During the August conflict, most Western powers sided with Georgia, accepting Saakashvili’s claim that Georgia had reacted to military aggression from Russia.

However, Saakashvili’s version of events has come under scrutiny since the conflict, and Western rights groups and media outlets have drawn attention to Georgian attacks on South Ossetian civilians.

Independent observers from the Organization for Security and Cooperation in Europe have said they are unable to verify Georgia’s claim that Russia bombarded Georgian villages in the run-up to the conflict. Georgia had based its justification for its attack on South Ossetia on the alleged Russian bombardment.

Saakashvili has also come under pressure in his own country.
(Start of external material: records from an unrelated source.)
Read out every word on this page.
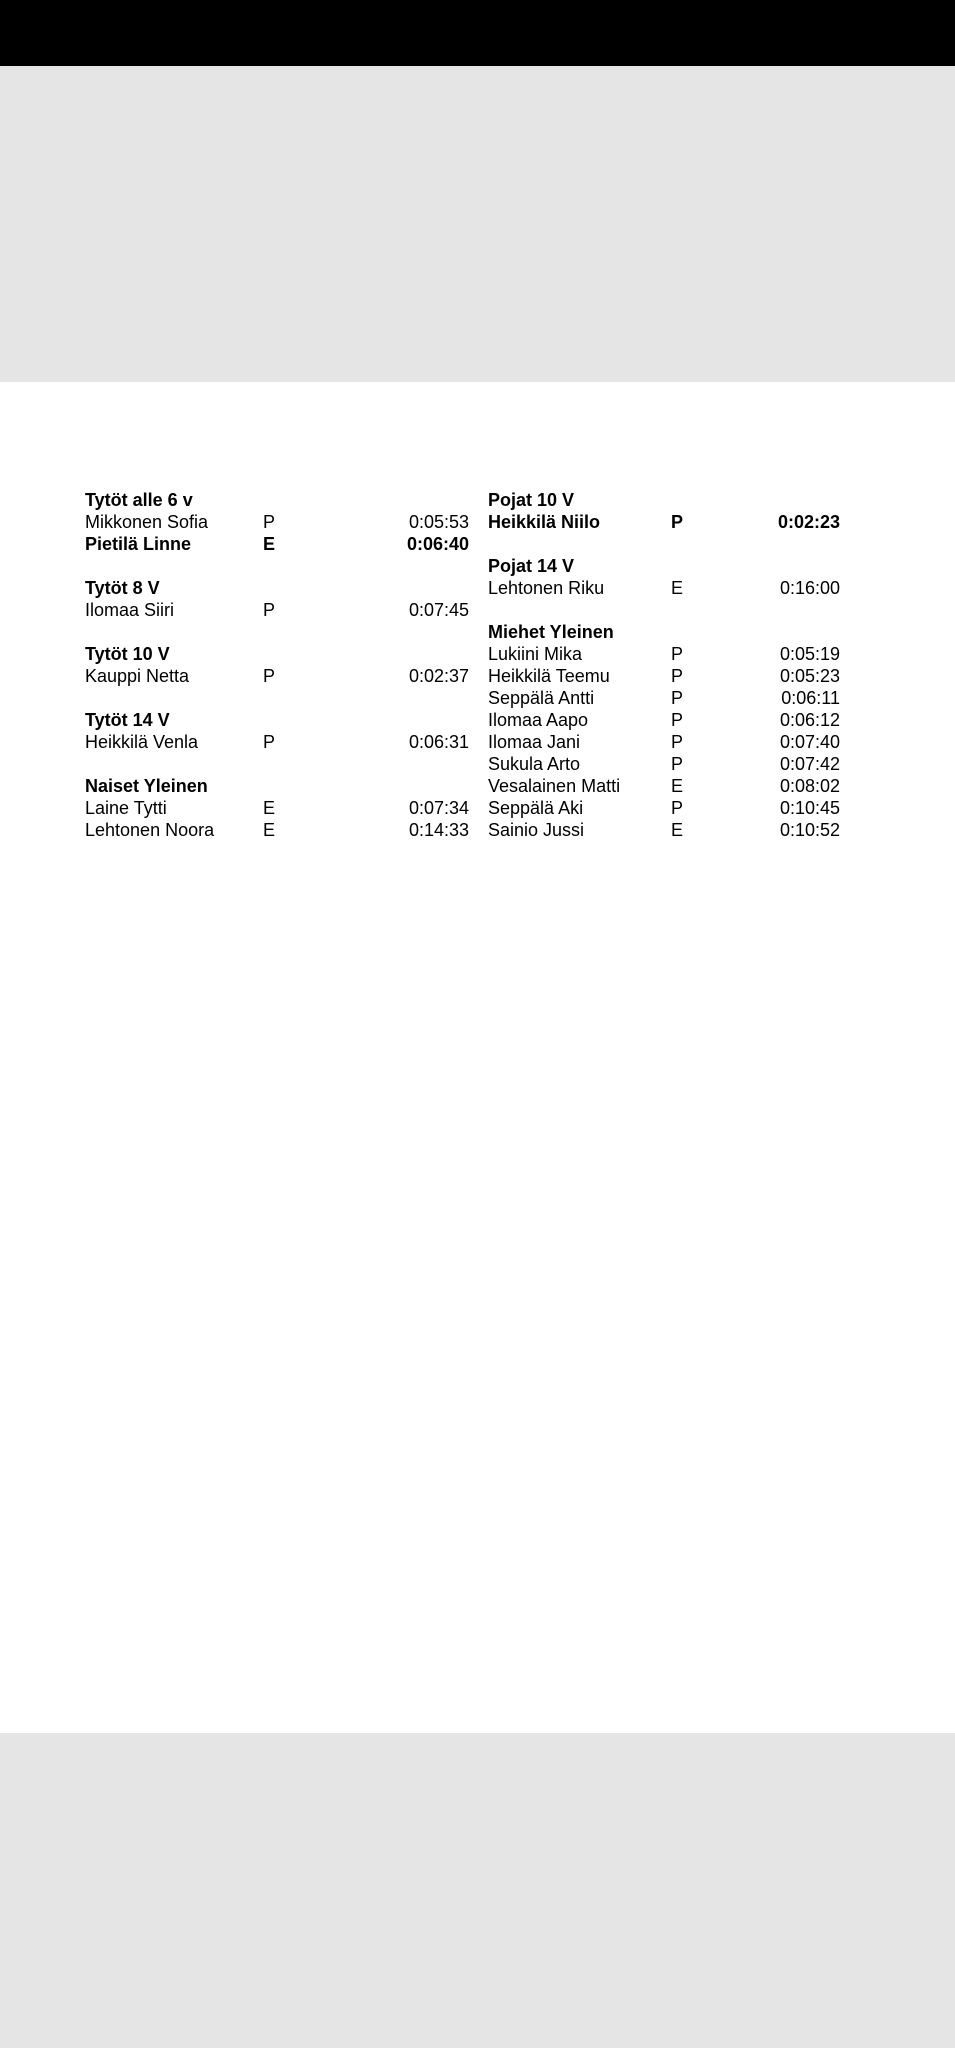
Tytöt alle 6 v
Mikkonen Sofia	P	0:05:53
Pietilä Linne	E	0:06:40
Tytöt 8 V
Ilomaa Siiri	P	0:07:45
Tytöt 10 V
Kauppi Netta	P	0:02:37
Tytöt 14 V
Heikkilä Venla	P	0:06:31
Naiset Yleinen
Laine Tytti	E	0:07:34
Lehtonen Noora	E	0:14:33
Pojat 10 V
Heikkilä Niilo	P	0:02:23
Pojat 14 V
Lehtonen Riku	E	0:16:00
Miehet Yleinen
Lukiini Mika	P	0:05:19
Heikkilä Teemu	P	0:05:23
Seppälä Antti	P	0:06:11
Ilomaa Aapo	P	0:06:12
Ilomaa Jani	P	0:07:40
Sukula Arto	P	0:07:42
Vesalainen Matti	E	0:08:02
Seppälä Aki	P	0:10:45
Sainio Jussi	E	0:10:52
Around 10,000 protesters gathered on the streets of Tbilisi in early November, protesting both against Saakashvili’s rule and his decision to drag the country into a costly war that it had little chance of winning.

In his speech at the session, Saakashvili will also outline Georgia’s plans for NATO accession.

At a summit in April, NATO member states decided to put off the decision on whether to grant Membership Action Plans to Georgia and another ex-Soviet republic, Ukraine, until December. Their bids have received strong U.S. backing, but Germany and France said that opening the path to membership for the two states would unnecessarily antagonize Russia.

NATO-PA, an inter-parliamentary organization of legislators, is a separate entity from NATO, although it maintains a close working relationship with NATO.